An upward move in the Fed Funds rate would be positive for the dollar and hence short-dated/ultra-short dated treasuries, as the ability of earning risk-free returns on cash once again become a more likely prospect e.g., iShares Short Treasury Bonds (NASDAQ:SHV) (US), PIMCO Enhanced Short Maturity Active (NYSEARCA:MINT) (US); iShares $ Ultrashort Bonds LON:ERND (UK).

On a relative basis, a Fed Funds hike may see relative weakness in Gold, i.e., SPDR Gold Shares (NYSEARCA:GLD) (US); ETFS Physical Gold LON:PHAU (UK)
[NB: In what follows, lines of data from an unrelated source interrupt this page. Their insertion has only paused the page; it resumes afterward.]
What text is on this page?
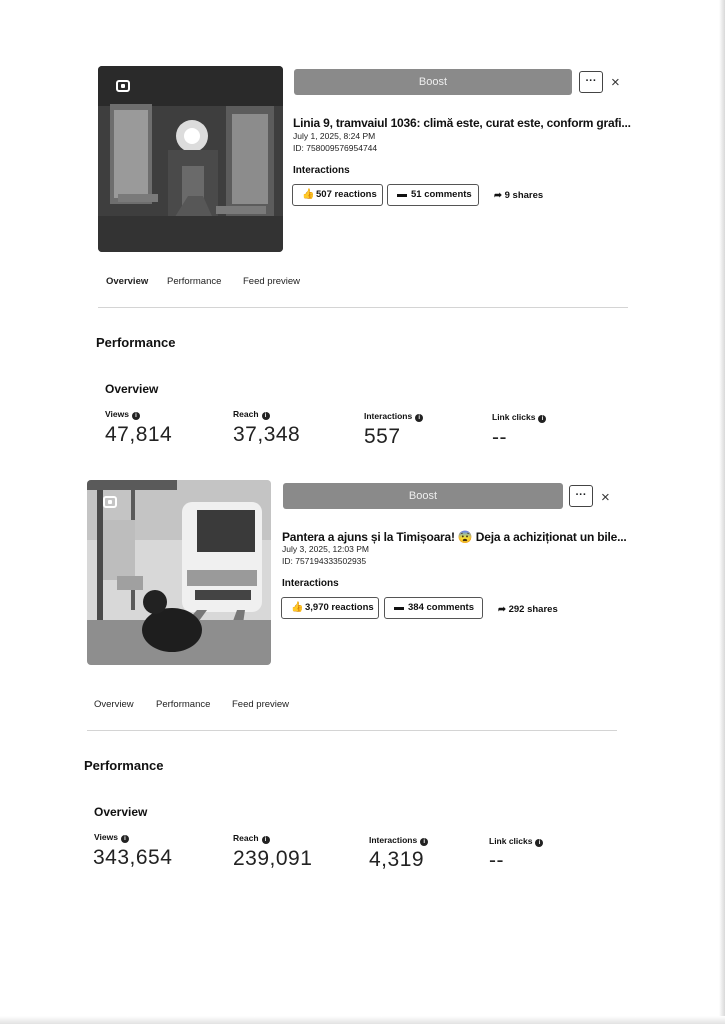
Boost	··· ×
Linia 9, tramvaiul 1036: climă este, curat este, conform grafi...
July 1, 2025, 8:24 PM
ID: 758009576954744
Interactions
👍 507 reactions	▬ 51 comments	➦ 9 shares
Overview Performance Feed preview
Performance
Overview
Views i
47,814
Reach i
37,348
Interactions i
557
Link clicks i
--
Boost	··· ×
Pantera a ajuns și la Timișoara! 😨 Deja a achiziționat un bile...
July 3, 2025, 12:03 PM
ID: 757194333502935
Interactions
👍 3,970 reactions	▬ 384 comments	➦ 292 shares
Overview Performance Feed preview
Performance
Overview
Views i
343,654
Reach i
239,091
Interactions i
4,319
Link clicks i
--
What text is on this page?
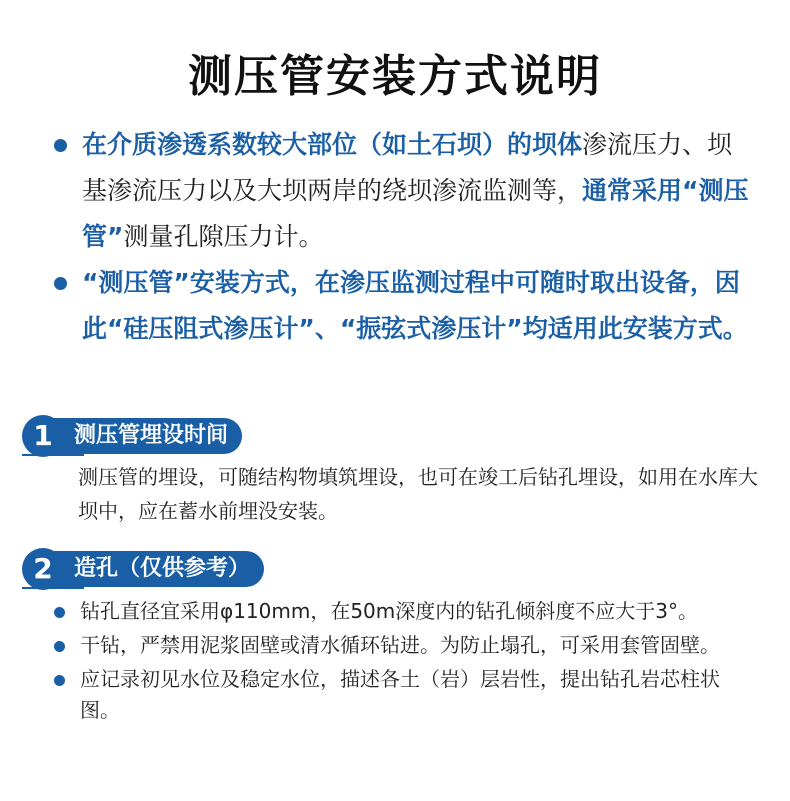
测压管安装方式说明
在介质渗透系数较大部位（如土石坝）的坝体渗流压力、坝基渗流压力以及大坝两岸的绕坝渗流监测等，通常采用“测压管”测量孔隙压力计。
“测压管”安装方式，在渗压监测过程中可随时取出设备，因此“硅压阻式渗压计”、“振弦式渗压计”均适用此安装方式。
1 测压管埋设时间
测压管的埋设，可随结构物填筑埋设，也可在竣工后钻孔埋设，如用在水库大坝中，应在蓄水前埋没安装。
2 造孔（仅供参考）
钻孔直径宜采用φ110mm，在50m深度内的钻孔倾斜度不应大于3°。
干钻，严禁用泥浆固壁或清水循环钻进。为防止塌孔，可采用套管固壁。
应记录初见水位及稳定水位，描述各土（岩）层岩性，提出钻孔岩芯柱状图。
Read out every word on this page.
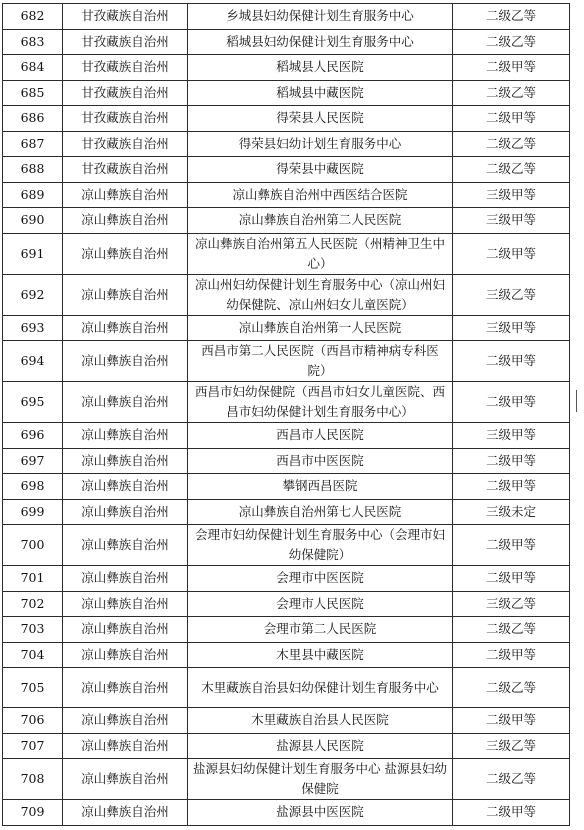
682	甘孜藏族自治州	乡城县妇幼保健计划生育服务中心	二级乙等
683	甘孜藏族自治州	稻城县妇幼保健计划生育服务中心	二级乙等
684	甘孜藏族自治州	稻城县人民医院	二级甲等
685	甘孜藏族自治州	稻城县中藏医院	二级乙等
686	甘孜藏族自治州	得荣县人民医院	二级甲等
687	甘孜藏族自治州	得荣县妇幼计划生育服务中心	二级乙等
688	甘孜藏族自治州	得荣县中藏医院	二级乙等
689	凉山彝族自治州	凉山彝族自治州中西医结合医院	三级甲等
690	凉山彝族自治州	凉山彝族自治州第二人民医院	三级甲等
691	凉山彝族自治州	凉山彝族自治州第五人民医院（州精神卫生中心）	二级甲等
692	凉山彝族自治州	凉山州妇幼保健计划生育服务中心（凉山州妇幼保健院、凉山州妇女儿童医院）	三级乙等
693	凉山彝族自治州	凉山彝族自治州第一人民医院	三级甲等
694	凉山彝族自治州	西昌市第二人民医院（西昌市精神病专科医院）	二级甲等
695	凉山彝族自治州	西昌市妇幼保健院（西昌市妇女儿童医院、西昌市妇幼保健计划生育服务中心）	二级甲等
696	凉山彝族自治州	西昌市人民医院	三级甲等
697	凉山彝族自治州	西昌市中医医院	二级甲等
698	凉山彝族自治州	攀钢西昌医院	二级甲等
699	凉山彝族自治州	凉山彝族自治州第七人民医院	三级未定
700	凉山彝族自治州	会理市妇幼保健计划生育服务中心（会理市妇幼保健院）	二级甲等
701	凉山彝族自治州	会理市中医医院	二级甲等
702	凉山彝族自治州	会理市人民医院	三级乙等
703	凉山彝族自治州	会理市第二人民医院	二级乙等
704	凉山彝族自治州	木里县中藏医院	二级甲等
705	凉山彝族自治州	木里藏族自治县妇幼保健计划生育服务中心	二级乙等
706	凉山彝族自治州	木里藏族自治县人民医院	二级甲等
707	凉山彝族自治州	盐源县人民医院	三级乙等
708	凉山彝族自治州	盐源县妇幼保健计划生育服务中心 盐源县妇幼保健院	二级乙等
709	凉山彝族自治州	盐源县中医医院	二级甲等
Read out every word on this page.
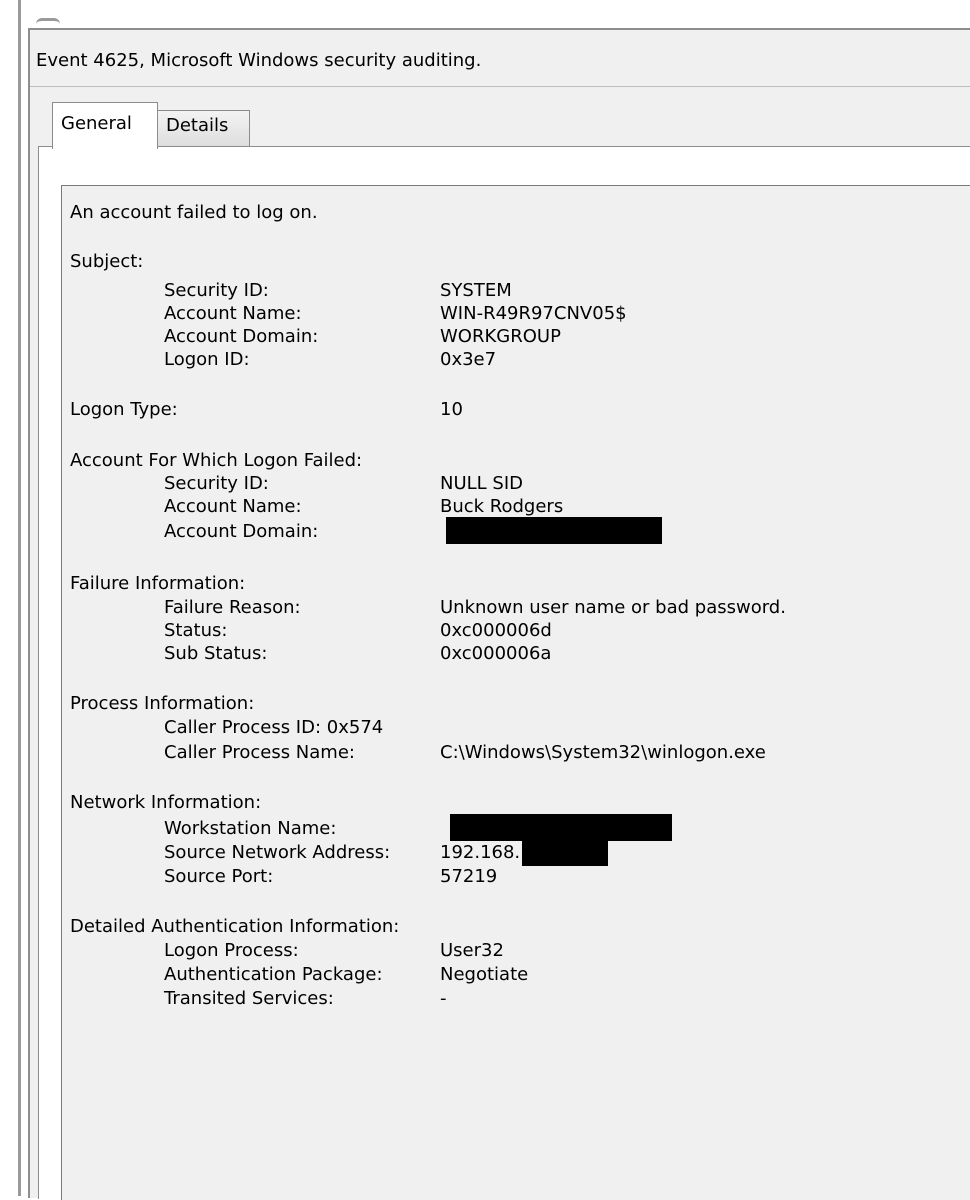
Event 4625, Microsoft Windows security auditing.
General	Details
An account failed to log on.
Subject:
Security ID:	SYSTEM
Account Name:	WIN-R49R97CNV05$
Account Domain:	WORKGROUP
Logon ID:	0x3e7
Logon Type:	10
Account For Which Logon Failed:
Security ID:	NULL SID
Account Name:	Buck Rodgers
Account Domain:
Failure Information:
Failure Reason:	Unknown user name or bad password.
Status:	0xc000006d
Sub Status:	0xc000006a
Process Information:
Caller Process ID: 0x574
Caller Process Name:	C:\Windows\System32\winlogon.exe
Network Information:
Workstation Name:
Source Network Address:	192.168.
Source Port:	57219
Detailed Authentication Information:
Logon Process:	User32
Authentication Package:	Negotiate
Transited Services:	-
On a sector specific-basis, rising rates is a positive indicator for net interest margins which is supportive for banks/financials, i.e., SPDR S&P Banks (NYSEARCA:KBE) (US); SPDR S&P US Financial Select Sector (NYSEARCA:XLF) LON:SXLF (UK), FRA:ZPDF.

By contrast a hike would be negative for long-duration/rate-sensitive sectors such as Utilities & Financials, Utilities Select SPDR ETF (NYSEARCA:XLU) (US); SPDR S&P US Financial Select Sector UCITS ETF LON:SXLU (UK), and FRA:ZPDU).

Property/real estate sector would likewise be negatively impacted as spreads between property yields over risk-free rate contracts: iShares Global REIT (NYSEARCA:REET) (US); iShares Developed Markets Property Yield LON:IWDP (UK). On the flip-side, any uptick in the economy could be an offsetting factor.

Risk assets love the "lower for longer" support of ultra-low interest rates. Readjustment to rising costs of capital could continue to be painful.

Disclosure: I/we have no positions in any stocks mentioned, and no plans to initiate any positions within the next 72 hours. I wrote this article myself, and it expresses my own opinions. I am not receiving compensation for it. I have no business relationship with any company whose stock is mentioned in this article.

Additional disclosure: This article has been written for a US and UK readership. Tickers are shown for corresponding and/or similar ETFs prefixed by the relevant exchange code, e.g. “NYSEARCA:” (NYSE Arca Exchange) for US readers; “LON:” (London Stock Exchange) for UK readers. For research purposes/market commentary only, does not constitute an investment recommendation or advice.